Interview with Rosa Friend, 17 March 2010

Rosa’s first school was in Melbourne, Australia where she was born in 1990, and she did not remember doing any history there. In England she went to a fairly traditional C of E primary school in Lewes, East Sussex where she remembered doing the Tudors in Year 3. Most things they did at school that year linked in to the Tudors, including a visit to Hever Castle, reading in the literacy hour, learning about scurvy in science, and making Tudor jewellery. In Year 4 it was similar for the Romans, with a visit to Fishbourne Palace, and in Year 5 they did the Victorians, the Ancient Egyptians and the Second World War. There were two trips a term, usually history-based. It was all done in a ‘project’ way so there was little sense of continuity but she remembered it as ‘fun’. Secondary school was the local comprehensive, Priory School, Lewes.
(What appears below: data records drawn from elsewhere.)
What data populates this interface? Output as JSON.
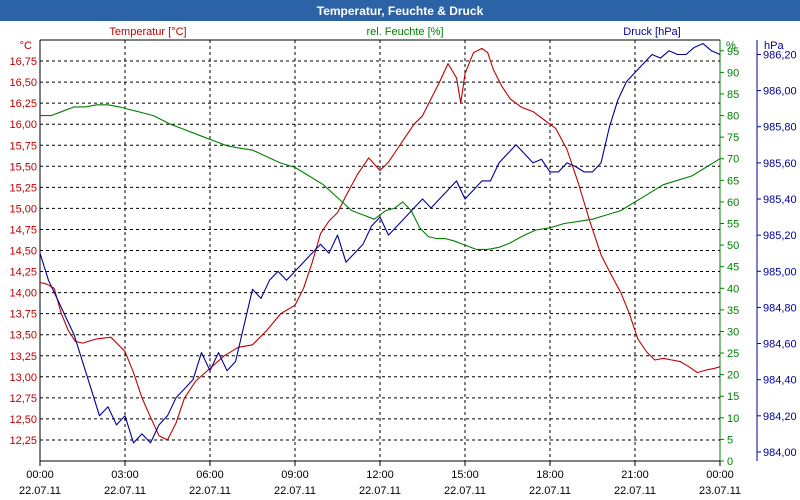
{
  "window": {
    "title": "Temperatur, Feuchte & Druck"
  },
  "chart_data": {
    "type": "line",
    "title": "Temperatur, Feuchte & Druck",
    "grid": true,
    "x_ticks": [
      {
        "time": "00:00",
        "date": "22.07.11"
      },
      {
        "time": "03:00",
        "date": "22.07.11"
      },
      {
        "time": "06:00",
        "date": "22.07.11"
      },
      {
        "time": "09:00",
        "date": "22.07.11"
      },
      {
        "time": "12:00",
        "date": "22.07.11"
      },
      {
        "time": "15:00",
        "date": "22.07.11"
      },
      {
        "time": "18:00",
        "date": "22.07.11"
      },
      {
        "time": "21:00",
        "date": "22.07.11"
      },
      {
        "time": "00:00",
        "date": "23.07.11"
      }
    ],
    "x_range_hours": [
      0,
      24
    ],
    "axes": {
      "temperature": {
        "label": "Temperatur [°C]",
        "unit": "°C",
        "color": "#c00000",
        "range": [
          12.0,
          17.0
        ],
        "ticks": [
          "12,25",
          "12,50",
          "12,75",
          "13,00",
          "13,25",
          "13,50",
          "13,75",
          "14,00",
          "14,25",
          "14,50",
          "14,75",
          "15,00",
          "15,25",
          "15,50",
          "15,75",
          "16,00",
          "16,25",
          "16,50",
          "16,75"
        ]
      },
      "humidity": {
        "label": "rel. Feuchte [%]",
        "unit": "%",
        "color": "#008000",
        "range": [
          0,
          97.5
        ],
        "ticks": [
          "0",
          "5",
          "10",
          "15",
          "20",
          "25",
          "30",
          "35",
          "40",
          "45",
          "50",
          "55",
          "60",
          "65",
          "70",
          "75",
          "80",
          "85",
          "90",
          "95"
        ]
      },
      "pressure": {
        "label": "Druck [hPa]",
        "unit": "hPa",
        "color": "#000099",
        "range": [
          983.95,
          986.28
        ],
        "ticks": [
          "984,00",
          "984,20",
          "984,40",
          "984,60",
          "984,80",
          "985,00",
          "985,20",
          "985,40",
          "985,60",
          "985,80",
          "986,00",
          "986,20"
        ]
      }
    },
    "series": [
      {
        "name": "Temperatur [°C]",
        "axis": "temperature",
        "color": "#c00000",
        "x_hours": [
          0,
          0.25,
          0.5,
          0.75,
          1.0,
          1.25,
          1.5,
          2.0,
          2.5,
          3.0,
          3.3,
          3.6,
          3.9,
          4.2,
          4.5,
          4.8,
          5.1,
          5.5,
          6.0,
          6.5,
          7.0,
          7.5,
          8.0,
          8.5,
          9.0,
          9.3,
          9.6,
          9.9,
          10.2,
          10.5,
          10.8,
          11.2,
          11.6,
          12.0,
          12.3,
          12.6,
          12.9,
          13.2,
          13.5,
          13.8,
          14.1,
          14.4,
          14.7,
          14.85,
          15.0,
          15.3,
          15.6,
          15.8,
          16.0,
          16.3,
          16.6,
          17.0,
          17.4,
          17.8,
          18.2,
          18.6,
          19.0,
          19.4,
          19.8,
          20.1,
          20.5,
          20.8,
          21.1,
          21.4,
          21.7,
          22.0,
          22.3,
          22.6,
          22.9,
          23.2,
          23.5,
          23.8,
          24.0
        ],
        "values": [
          14.12,
          14.1,
          14.05,
          13.75,
          13.55,
          13.42,
          13.4,
          13.45,
          13.47,
          13.3,
          13.05,
          12.75,
          12.52,
          12.3,
          12.25,
          12.45,
          12.75,
          12.95,
          13.1,
          13.25,
          13.35,
          13.38,
          13.55,
          13.75,
          13.85,
          14.05,
          14.35,
          14.7,
          14.85,
          14.95,
          15.15,
          15.4,
          15.6,
          15.45,
          15.55,
          15.7,
          15.85,
          16.0,
          16.1,
          16.3,
          16.5,
          16.72,
          16.55,
          16.25,
          16.6,
          16.85,
          16.9,
          16.85,
          16.65,
          16.45,
          16.3,
          16.2,
          16.15,
          16.05,
          15.95,
          15.7,
          15.3,
          14.85,
          14.45,
          14.25,
          14.0,
          13.75,
          13.45,
          13.3,
          13.2,
          13.22,
          13.2,
          13.18,
          13.12,
          13.05,
          13.08,
          13.1,
          13.12
        ]
      },
      {
        "name": "rel. Feuchte [%]",
        "axis": "humidity",
        "color": "#008000",
        "x_hours": [
          0,
          0.4,
          0.8,
          1.2,
          1.6,
          2.0,
          2.4,
          2.8,
          3.1,
          3.4,
          3.7,
          4.0,
          4.3,
          4.6,
          5.0,
          5.4,
          5.8,
          6.2,
          6.6,
          7.0,
          7.5,
          8.0,
          8.5,
          9.0,
          9.5,
          10.0,
          10.5,
          11.0,
          11.4,
          11.8,
          12.2,
          12.5,
          12.8,
          13.1,
          13.4,
          13.7,
          14.0,
          14.3,
          14.6,
          15.0,
          15.4,
          15.8,
          16.2,
          16.6,
          17.0,
          17.5,
          18.0,
          18.5,
          19.0,
          19.5,
          20.0,
          20.5,
          21.0,
          21.5,
          22.0,
          22.5,
          23.0,
          23.5,
          24.0
        ],
        "values": [
          80,
          80,
          81,
          82,
          82,
          82.5,
          82.5,
          82,
          81.5,
          81,
          80.5,
          80,
          79,
          78,
          77,
          76,
          75,
          74,
          73,
          72.5,
          72,
          70.5,
          69,
          68,
          66,
          64,
          61,
          58,
          57,
          56,
          58,
          58.5,
          60,
          58,
          54,
          52,
          51.5,
          51.5,
          51,
          50,
          49,
          49,
          49.5,
          50.5,
          52,
          53.5,
          54,
          55,
          55.5,
          56,
          57,
          58,
          60,
          62,
          64,
          65,
          66,
          68,
          70
        ]
      },
      {
        "name": "Druck [hPa]",
        "axis": "pressure",
        "color": "#000099",
        "x_hours": [
          0,
          0.3,
          0.6,
          0.9,
          1.2,
          1.5,
          1.8,
          2.1,
          2.4,
          2.7,
          3.0,
          3.3,
          3.6,
          3.9,
          4.2,
          4.5,
          4.8,
          5.1,
          5.4,
          5.7,
          6.0,
          6.3,
          6.6,
          6.9,
          7.2,
          7.5,
          7.8,
          8.1,
          8.4,
          8.7,
          9.0,
          9.3,
          9.6,
          9.9,
          10.2,
          10.5,
          10.8,
          11.1,
          11.4,
          11.7,
          12.0,
          12.3,
          12.6,
          12.9,
          13.2,
          13.5,
          13.8,
          14.1,
          14.4,
          14.7,
          15.0,
          15.3,
          15.6,
          15.9,
          16.2,
          16.5,
          16.8,
          17.1,
          17.4,
          17.7,
          18.0,
          18.3,
          18.6,
          18.9,
          19.2,
          19.5,
          19.8,
          20.1,
          20.4,
          20.7,
          21.0,
          21.3,
          21.6,
          21.9,
          22.2,
          22.5,
          22.8,
          23.1,
          23.4,
          23.7,
          24.0
        ],
        "values": [
          985.1,
          984.95,
          984.85,
          984.75,
          984.65,
          984.5,
          984.35,
          984.2,
          984.25,
          984.15,
          984.2,
          984.05,
          984.1,
          984.05,
          984.15,
          984.2,
          984.3,
          984.35,
          984.4,
          984.55,
          984.45,
          984.55,
          984.45,
          984.5,
          984.7,
          984.9,
          984.85,
          984.95,
          985.0,
          984.95,
          985.0,
          985.05,
          985.1,
          985.15,
          985.1,
          985.2,
          985.05,
          985.1,
          985.15,
          985.25,
          985.3,
          985.2,
          985.25,
          985.3,
          985.35,
          985.4,
          985.35,
          985.4,
          985.45,
          985.5,
          985.4,
          985.45,
          985.5,
          985.5,
          985.6,
          985.65,
          985.7,
          985.65,
          985.6,
          985.62,
          985.55,
          985.55,
          985.6,
          985.58,
          985.55,
          985.55,
          985.6,
          985.8,
          985.95,
          986.05,
          986.1,
          986.15,
          986.2,
          986.18,
          986.22,
          986.2,
          986.2,
          986.24,
          986.26,
          986.22,
          986.2
        ]
      }
    ]
  }
}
Year 7 saw innovative teaching around the Middle Ages (see photographed material) but she found Year 8 & 9 history boring. Although there was a television set in each classroom history was very much taught to textbook, worksheet and lesson plan, with very little discussion among the pupils. So she did not do GCSE history but when she went to sixth form college in Brighton (BHASVIC) she did history A level, ‘Early Modern’ period. The difference between GCSE work and A level was enormous – even for the people who had done history GCSE – but she found it very stimulating with two very good teachers and a great deal of discussion, although even then the two centuries of history, English and European were not taught in chronological order. Interviewed by Jenny Keating.